Snow, D-Hemingway, has introduced a bill to bring pari-mutuel
racing to South Carolina. The proposal must be approved as a
constitutional amendment, receiving at least a two-thirds vote in
the House and the Senate before going before voters.
The bill faces several hurdles before it ever goes to a vote.
First is the Lost Trust scandal more than a decade ago. The FBI
used a bill to legalize pari-mutuel racing as part of a sting that
paid about $30,000 in bribes to more than a dozen legislators.
Prosecutors got 27 convictions in the operation.
Second is the state's overall chill toward gambling. South
Carolina outlawed video gambling nearly three years ago, and little
effort has been made to revive it.
Bringing any new form of gambling to South Carolina is a long
shot, said House Speaker David Wilkins, R-Greenville. Or as Rep.
John Graham Altman put it: "Don't bet on that horse."
"I don't think people want any more state-sponsored gambling in
this state," said Altman, R-Charleston. "But I might be wrong."
Horse and other types of racing could bring much more money and a
higher class of people than video gambling and involves skill that
is absent from lottery games, Snow said.
"Pari-mutuel racing and horse racing in South Carolina would
create jobs. The lottery, I don't know how many jobs it created,"
said Bobby Anderson, president of the S.C. Horsemen's Council.
Also, Snow said, pari-mutuel racing itself had nothing to do with
Lost Trust, and it would be unfair to link the two.
As Snow discussed his plan on the south side of the Statehouse on
Tuesday, a handler led a race horse and jockey in circles on a small
patch of grass not far from the statue of Confederate general and
former Gov. Wade Hampton on horseback.
"We raise some of the finest horses in the world," said Sen. Jake
Knotts, R-West Columbia, who is considering introducing a similar
bill in the Senate.
Plus, the lottery has opened the door. "Gambling's gambling,"
Knotts said.
Horse racing would bring in more money than other forms of
gambling, said Othniel Wienges Jr., who has raised and raced horses
for decades. Tourism would increase, and trainers who currently ship
their animals out of state to race could stay here, he said.

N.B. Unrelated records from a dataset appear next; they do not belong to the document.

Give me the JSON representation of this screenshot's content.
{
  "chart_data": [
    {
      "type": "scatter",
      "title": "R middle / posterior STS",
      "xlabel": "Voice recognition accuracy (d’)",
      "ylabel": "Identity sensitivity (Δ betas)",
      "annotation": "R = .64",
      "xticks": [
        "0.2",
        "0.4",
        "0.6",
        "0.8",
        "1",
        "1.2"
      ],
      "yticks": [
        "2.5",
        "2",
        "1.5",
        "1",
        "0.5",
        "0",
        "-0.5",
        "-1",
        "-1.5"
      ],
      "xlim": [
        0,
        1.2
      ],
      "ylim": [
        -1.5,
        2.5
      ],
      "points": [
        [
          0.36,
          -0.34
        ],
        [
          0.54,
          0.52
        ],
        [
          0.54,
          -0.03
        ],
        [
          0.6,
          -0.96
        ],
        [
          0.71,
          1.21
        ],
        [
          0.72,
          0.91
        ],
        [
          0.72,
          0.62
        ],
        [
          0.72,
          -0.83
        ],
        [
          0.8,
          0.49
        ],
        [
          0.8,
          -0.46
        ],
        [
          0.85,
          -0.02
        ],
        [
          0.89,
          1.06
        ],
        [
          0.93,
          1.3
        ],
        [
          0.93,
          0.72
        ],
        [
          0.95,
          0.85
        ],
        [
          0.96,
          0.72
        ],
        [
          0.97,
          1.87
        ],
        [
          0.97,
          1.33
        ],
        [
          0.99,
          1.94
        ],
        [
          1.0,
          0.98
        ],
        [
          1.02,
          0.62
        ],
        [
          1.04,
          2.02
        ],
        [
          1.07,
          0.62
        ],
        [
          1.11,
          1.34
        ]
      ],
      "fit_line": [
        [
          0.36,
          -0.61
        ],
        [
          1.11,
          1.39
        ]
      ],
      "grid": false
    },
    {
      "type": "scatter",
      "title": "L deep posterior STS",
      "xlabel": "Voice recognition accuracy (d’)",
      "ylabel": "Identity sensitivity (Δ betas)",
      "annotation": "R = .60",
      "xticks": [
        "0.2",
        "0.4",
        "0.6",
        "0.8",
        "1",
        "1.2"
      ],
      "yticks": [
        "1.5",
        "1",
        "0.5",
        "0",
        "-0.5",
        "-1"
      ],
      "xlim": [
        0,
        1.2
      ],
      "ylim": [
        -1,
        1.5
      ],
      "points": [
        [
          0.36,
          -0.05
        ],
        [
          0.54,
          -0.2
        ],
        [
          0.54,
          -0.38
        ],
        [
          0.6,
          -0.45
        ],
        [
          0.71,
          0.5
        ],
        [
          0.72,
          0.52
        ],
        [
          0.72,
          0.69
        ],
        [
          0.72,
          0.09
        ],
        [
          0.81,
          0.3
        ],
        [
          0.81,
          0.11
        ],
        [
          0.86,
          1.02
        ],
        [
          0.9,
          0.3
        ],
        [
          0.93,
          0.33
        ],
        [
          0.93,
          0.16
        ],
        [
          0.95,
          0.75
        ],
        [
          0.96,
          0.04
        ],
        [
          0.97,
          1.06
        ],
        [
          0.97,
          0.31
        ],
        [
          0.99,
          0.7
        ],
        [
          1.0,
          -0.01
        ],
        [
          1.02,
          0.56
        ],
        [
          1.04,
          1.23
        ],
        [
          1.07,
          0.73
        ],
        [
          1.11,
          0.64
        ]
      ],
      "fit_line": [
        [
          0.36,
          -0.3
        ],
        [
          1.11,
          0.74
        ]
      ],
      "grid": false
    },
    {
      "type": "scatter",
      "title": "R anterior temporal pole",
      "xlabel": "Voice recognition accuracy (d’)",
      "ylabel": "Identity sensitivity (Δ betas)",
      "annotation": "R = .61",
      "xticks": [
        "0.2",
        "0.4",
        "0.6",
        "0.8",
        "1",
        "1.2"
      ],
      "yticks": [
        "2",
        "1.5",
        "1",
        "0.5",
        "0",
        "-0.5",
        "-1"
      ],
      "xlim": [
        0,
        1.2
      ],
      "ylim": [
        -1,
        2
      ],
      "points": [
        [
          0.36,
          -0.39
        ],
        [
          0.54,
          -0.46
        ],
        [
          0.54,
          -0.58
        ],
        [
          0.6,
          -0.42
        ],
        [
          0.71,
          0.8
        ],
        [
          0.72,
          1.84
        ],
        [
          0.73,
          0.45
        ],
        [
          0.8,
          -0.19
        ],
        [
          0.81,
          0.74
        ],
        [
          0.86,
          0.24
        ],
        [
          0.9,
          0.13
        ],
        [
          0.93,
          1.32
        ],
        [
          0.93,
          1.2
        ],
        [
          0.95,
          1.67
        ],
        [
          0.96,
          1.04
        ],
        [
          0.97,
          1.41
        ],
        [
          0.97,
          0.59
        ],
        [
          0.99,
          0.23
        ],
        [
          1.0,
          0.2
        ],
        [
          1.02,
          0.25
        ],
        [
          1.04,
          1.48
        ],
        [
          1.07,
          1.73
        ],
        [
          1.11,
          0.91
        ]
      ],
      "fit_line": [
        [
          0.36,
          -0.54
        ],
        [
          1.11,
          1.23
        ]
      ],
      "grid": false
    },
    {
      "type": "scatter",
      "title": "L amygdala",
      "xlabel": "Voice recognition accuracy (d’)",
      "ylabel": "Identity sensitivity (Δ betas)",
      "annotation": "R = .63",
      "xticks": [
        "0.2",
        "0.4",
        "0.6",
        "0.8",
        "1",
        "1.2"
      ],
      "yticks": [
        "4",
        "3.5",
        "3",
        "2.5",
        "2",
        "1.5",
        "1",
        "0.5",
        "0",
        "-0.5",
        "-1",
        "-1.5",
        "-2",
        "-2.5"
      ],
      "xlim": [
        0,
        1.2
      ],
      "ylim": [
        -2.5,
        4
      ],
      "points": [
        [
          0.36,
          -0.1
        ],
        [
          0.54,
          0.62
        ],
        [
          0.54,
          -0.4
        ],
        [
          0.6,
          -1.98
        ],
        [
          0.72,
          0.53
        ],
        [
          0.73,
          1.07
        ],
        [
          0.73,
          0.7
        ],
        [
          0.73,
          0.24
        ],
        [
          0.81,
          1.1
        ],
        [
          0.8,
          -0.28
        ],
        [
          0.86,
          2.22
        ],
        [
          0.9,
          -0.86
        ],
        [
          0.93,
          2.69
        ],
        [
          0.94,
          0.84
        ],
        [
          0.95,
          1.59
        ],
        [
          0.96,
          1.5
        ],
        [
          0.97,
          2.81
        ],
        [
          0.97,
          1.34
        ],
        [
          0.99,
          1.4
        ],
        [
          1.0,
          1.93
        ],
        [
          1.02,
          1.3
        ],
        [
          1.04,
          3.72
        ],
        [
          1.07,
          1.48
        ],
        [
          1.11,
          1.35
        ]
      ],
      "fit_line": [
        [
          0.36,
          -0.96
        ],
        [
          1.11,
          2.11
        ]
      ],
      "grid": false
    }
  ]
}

"One horse means two jobs - not just trainers, but parking
attendants, too," he said.
Raising horses is a booming industry in South Carolina, but much
of the money is shipped out of state because the horses can't race
here, said Judy Ballew, who raises quarter horses at White Eagle
Farms near Clinton.
Ballew owns about 15 horses and figures she spend $12,000 a year
to send each of her horses to Oklahoma to race.
Tracks in Aiken, Camden, Charleston, Elloree and Cedar Swamp in
Williamsburg County would be ready to use immediately if pari-mutuel
racing became legal, Snow said.
Snow also has a personal reason for wanting to legalize
pari-mutuel racing.
He remembers the days his family raced seven thoroughbreds at
Washington Park Race Track, located on land that is now Myrtle
Square Mall. Harness races took place on Wednesdays and Sundays
before about 2,500 people for a few years after World War II, he
said.
Snow said the House passed a bill allowing pari-mutuel racing in
1947, but the Senate never took action on the proposal before a
state Supreme Court ruling shut the door.